The next stage will be the question of the torque-tube support fitting – long or short, turn the chassis fitting upside down or what? 

I have a couple of Hardy Spicer shafts and one of the intermediate types but I am thinking of staying with the earlier type of universal joint like the Chummy which I think is more correct for this machine though shaft length might be a problem. I suppose I must decide on which gear-box to use first and work backwards along the chassis. Help! 
To demonstrate the folly of precipitate action without research, I restored a steering column only to find that it was a year late, it is the earlier type of box but with a longer column which takes an ignition/throttle quadrant and levers but with a bakelite disc covering the quadrant. And incidentally I have had difficulty obtaining a new felt seal round the drop-arm. Then there is the steering wheel to be recovered but I am keeping that one for a bad time when I need some encouragement. I know a smart new steering wheel will lift the spirits. 
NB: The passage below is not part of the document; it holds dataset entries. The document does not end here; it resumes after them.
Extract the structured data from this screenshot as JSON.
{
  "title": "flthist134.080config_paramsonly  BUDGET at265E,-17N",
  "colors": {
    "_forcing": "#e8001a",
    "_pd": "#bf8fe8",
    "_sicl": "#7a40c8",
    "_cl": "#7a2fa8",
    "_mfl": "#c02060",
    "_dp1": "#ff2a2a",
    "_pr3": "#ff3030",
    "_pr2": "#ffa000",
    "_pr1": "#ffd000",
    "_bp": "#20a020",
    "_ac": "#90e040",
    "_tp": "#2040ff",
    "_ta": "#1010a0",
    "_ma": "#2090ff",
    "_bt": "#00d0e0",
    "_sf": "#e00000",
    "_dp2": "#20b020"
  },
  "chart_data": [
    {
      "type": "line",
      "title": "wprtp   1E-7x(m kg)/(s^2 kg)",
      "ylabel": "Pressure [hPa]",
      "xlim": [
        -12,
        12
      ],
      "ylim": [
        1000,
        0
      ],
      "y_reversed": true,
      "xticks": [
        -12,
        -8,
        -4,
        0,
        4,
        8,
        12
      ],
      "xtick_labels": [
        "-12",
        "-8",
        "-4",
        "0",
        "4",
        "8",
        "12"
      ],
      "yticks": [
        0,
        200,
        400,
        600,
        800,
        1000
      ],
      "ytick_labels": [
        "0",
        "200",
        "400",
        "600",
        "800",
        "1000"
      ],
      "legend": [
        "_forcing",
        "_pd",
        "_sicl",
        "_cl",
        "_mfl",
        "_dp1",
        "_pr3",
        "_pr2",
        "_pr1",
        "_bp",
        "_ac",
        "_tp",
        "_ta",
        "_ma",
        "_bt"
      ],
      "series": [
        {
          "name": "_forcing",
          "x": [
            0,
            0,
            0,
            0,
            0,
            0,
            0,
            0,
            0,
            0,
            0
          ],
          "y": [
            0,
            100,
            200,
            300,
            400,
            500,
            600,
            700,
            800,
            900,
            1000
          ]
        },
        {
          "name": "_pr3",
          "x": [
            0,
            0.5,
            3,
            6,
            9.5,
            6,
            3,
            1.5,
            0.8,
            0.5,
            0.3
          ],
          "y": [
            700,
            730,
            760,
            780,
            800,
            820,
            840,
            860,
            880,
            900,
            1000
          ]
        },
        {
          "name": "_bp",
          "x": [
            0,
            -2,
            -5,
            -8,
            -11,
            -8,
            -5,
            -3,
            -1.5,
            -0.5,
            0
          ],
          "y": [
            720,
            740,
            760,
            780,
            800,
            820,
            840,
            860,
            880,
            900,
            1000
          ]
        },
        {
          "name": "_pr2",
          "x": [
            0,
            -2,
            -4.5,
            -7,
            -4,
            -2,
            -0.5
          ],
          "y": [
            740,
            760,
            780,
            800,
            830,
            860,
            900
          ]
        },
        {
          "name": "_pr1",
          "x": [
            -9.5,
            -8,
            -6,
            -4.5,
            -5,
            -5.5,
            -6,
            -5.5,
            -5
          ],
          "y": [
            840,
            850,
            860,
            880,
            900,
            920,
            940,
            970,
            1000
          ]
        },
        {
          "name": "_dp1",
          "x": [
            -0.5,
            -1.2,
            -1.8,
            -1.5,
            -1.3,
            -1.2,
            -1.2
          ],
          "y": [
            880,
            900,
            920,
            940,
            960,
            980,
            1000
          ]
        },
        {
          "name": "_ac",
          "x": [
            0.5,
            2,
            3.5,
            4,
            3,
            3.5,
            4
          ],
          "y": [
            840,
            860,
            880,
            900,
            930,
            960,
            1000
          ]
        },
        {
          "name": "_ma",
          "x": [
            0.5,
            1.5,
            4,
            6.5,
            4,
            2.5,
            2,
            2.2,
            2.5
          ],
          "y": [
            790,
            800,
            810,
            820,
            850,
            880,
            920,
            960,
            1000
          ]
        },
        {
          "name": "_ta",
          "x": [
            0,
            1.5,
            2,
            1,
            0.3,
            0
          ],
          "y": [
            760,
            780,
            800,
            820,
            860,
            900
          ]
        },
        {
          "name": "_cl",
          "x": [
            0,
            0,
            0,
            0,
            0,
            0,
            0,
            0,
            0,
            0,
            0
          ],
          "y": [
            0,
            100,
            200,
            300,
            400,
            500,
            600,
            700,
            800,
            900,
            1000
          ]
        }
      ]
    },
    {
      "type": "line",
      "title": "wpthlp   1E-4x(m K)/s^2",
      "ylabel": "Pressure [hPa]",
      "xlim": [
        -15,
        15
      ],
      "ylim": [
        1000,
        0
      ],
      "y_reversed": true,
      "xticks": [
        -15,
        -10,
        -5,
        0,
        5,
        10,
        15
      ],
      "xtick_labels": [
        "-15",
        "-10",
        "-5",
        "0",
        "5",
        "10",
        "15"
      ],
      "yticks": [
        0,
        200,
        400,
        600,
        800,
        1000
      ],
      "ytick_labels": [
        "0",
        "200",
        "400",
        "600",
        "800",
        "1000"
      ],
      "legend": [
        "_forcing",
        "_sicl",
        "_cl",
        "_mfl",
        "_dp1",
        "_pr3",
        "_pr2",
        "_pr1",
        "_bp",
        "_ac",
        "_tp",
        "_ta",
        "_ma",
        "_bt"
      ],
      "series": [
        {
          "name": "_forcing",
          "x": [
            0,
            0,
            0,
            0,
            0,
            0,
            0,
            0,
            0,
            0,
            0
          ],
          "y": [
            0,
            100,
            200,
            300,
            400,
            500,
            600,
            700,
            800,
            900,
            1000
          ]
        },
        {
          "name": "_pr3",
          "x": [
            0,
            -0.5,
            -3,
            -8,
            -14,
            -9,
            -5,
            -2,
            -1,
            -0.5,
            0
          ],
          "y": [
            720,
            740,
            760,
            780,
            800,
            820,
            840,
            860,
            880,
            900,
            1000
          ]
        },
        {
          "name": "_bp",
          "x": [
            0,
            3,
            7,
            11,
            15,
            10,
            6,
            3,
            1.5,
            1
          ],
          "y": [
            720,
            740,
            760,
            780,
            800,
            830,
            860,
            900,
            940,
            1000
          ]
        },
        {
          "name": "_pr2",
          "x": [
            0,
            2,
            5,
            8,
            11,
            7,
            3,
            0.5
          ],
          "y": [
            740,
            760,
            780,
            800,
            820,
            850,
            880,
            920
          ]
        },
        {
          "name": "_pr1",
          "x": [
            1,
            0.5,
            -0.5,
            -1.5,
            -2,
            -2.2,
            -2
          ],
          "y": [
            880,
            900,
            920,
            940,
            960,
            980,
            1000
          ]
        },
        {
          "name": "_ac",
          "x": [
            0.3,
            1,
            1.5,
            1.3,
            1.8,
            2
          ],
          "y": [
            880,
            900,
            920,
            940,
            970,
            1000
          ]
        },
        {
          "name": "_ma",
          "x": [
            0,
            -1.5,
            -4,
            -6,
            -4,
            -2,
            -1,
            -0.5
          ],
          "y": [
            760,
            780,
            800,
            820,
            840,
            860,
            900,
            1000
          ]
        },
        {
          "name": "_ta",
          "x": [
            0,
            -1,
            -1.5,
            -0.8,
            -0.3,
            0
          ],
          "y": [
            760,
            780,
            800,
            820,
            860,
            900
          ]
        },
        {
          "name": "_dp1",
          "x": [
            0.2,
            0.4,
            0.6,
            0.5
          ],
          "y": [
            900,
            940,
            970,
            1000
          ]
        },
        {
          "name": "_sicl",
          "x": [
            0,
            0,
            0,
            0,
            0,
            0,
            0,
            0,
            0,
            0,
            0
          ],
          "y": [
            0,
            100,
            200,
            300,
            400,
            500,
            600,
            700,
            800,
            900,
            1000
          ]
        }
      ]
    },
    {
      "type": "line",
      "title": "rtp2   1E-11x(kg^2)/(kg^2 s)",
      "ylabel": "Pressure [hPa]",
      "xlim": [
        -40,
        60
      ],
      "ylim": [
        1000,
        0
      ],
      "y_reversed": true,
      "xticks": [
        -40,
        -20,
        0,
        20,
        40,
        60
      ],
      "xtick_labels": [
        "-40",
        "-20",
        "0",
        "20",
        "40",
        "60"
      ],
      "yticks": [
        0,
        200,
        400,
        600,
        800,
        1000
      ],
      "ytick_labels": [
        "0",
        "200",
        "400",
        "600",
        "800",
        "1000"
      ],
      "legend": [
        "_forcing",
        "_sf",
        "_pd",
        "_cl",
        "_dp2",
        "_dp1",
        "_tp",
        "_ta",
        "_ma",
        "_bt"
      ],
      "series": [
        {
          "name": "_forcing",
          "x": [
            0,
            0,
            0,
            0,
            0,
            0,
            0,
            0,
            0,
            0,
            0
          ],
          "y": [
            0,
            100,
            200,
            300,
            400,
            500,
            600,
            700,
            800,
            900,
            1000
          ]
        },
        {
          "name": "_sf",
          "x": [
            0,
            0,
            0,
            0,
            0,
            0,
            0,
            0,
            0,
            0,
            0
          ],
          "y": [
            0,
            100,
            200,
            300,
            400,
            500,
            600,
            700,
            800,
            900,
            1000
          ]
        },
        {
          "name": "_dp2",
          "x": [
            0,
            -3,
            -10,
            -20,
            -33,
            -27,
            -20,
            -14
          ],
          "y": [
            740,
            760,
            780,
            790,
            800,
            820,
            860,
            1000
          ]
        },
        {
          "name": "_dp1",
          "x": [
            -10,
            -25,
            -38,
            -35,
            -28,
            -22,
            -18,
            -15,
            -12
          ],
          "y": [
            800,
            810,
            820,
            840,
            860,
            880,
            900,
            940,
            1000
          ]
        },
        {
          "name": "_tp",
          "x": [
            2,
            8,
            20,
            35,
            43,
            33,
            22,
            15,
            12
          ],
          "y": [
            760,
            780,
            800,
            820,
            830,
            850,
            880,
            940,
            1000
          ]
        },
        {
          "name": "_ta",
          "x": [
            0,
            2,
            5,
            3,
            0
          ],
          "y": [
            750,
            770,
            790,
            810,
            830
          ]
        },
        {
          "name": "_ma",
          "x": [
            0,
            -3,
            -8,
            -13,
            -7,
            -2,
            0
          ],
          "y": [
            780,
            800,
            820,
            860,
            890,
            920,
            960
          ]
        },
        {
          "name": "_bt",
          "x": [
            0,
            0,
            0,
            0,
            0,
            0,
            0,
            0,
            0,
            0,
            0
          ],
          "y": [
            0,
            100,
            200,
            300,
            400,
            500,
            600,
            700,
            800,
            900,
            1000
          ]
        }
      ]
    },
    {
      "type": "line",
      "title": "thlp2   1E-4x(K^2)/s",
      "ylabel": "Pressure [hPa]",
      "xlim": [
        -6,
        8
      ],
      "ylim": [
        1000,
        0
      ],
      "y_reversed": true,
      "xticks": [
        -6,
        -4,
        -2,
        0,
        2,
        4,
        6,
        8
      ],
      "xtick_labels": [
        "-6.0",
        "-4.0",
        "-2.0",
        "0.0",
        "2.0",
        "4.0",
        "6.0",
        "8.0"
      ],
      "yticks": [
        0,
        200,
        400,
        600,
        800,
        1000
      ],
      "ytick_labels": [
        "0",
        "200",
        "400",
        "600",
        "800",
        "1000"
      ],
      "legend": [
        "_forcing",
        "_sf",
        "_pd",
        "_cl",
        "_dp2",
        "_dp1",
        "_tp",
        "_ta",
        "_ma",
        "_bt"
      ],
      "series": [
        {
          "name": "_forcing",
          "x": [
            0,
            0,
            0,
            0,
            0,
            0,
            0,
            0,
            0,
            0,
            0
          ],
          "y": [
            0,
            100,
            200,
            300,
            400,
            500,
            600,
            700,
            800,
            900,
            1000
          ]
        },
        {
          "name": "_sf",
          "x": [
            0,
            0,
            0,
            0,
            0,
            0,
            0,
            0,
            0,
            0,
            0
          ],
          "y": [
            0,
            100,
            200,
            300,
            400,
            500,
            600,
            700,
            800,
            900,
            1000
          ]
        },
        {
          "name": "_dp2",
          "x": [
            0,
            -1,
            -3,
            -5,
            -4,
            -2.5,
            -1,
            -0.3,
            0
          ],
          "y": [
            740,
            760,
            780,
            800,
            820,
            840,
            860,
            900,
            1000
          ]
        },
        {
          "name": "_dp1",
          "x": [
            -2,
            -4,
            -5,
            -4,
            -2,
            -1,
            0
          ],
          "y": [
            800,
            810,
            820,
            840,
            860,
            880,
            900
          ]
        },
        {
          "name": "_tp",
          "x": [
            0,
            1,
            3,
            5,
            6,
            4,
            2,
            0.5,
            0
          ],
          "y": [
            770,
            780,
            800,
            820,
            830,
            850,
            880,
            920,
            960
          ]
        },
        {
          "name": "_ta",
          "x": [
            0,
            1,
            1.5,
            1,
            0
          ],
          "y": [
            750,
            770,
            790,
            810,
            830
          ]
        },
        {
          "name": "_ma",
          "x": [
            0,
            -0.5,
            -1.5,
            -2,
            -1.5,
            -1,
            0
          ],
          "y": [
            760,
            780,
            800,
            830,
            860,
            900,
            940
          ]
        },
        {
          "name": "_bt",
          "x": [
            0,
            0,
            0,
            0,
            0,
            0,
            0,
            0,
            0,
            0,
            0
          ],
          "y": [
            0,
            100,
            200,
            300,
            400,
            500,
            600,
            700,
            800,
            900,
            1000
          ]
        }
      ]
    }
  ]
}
Then there is the tale of the wheels. I had some nice chrome centred 19” wheels shot blasted and powder coated and they looked like new. But I discovered that the car I was trying to copy had solid centre wheels so I parted with the smart ones because I knew I had some solid centre wheels in the pile of rusty bits. Close examination of these rims revealed that 3 were really past recovery with rust. I found 2 excellent 19” rims, rims only, no hubs, and started to re-spoke them only to find that the spoke holes in the rims are different for different hub types. Research or trial and error, take your pick. So if anyone has 3 19” rims with holes equally spaced all the way round rather than in groups of 3 then I would much appreciate the contact. I might have something to swap in the rusty pile. And on the question of wheels and hubs, I found that the Girling cast iron drums do not fit into the hubs of 19” wheels so I must fit the earlier type, 1.25” drums.

I have a set of 17” wheels with chrome centres as well as a set Ruby 17” with the big chromed centre but I want solid centre 19s.

I had a rare moment last week to think ahead and my glance fell on a radiator. I have what appears to be an excellent Ruby radiator but I want a Chummy type, shorter with central filler. One alternative is to butcher the Ruby rad, re-position the filler and fit a new core but I am very reluctant to destroy good original material. So I suppose I am looking for a defunct Chummy rad with good top and bottom tanks that I can re-core. 

Ian Jenkins will make a stainless steel fuel tank but I need drawings for the original type. The car I am trying to copy was unlike the production Ulster with it’s long bonnet and seems to be a modified Chummy type of body with a short scuttle in front of the instrument board followed by a longer, possibly removable scuttle section over the fuel tank with fillers protruding, followed by a Chummy bonnet and a Chummy radiator. This indicates a new bulkhead forward of the tank which would be a good idea to separate the fuel from a hot engine. 

One evening I turned my attention to the only lighting and ignition control panel I found in the pile. It was a little seized and the ammeter was rusted out but otherwise it is recoverable. Has anyone had any luck fitting a modern ammeter into the hole? I have a suspicion I can rebuild the old one by dismantling a 1920’s test meter I have but new guts in the original casing might be a better solution.
At this rate, rebuilding the engine and gear box will be material for all next year’s articles in your magazine but hopefully this article will encourage others to put their knowledge and experience on paper, however small the detail.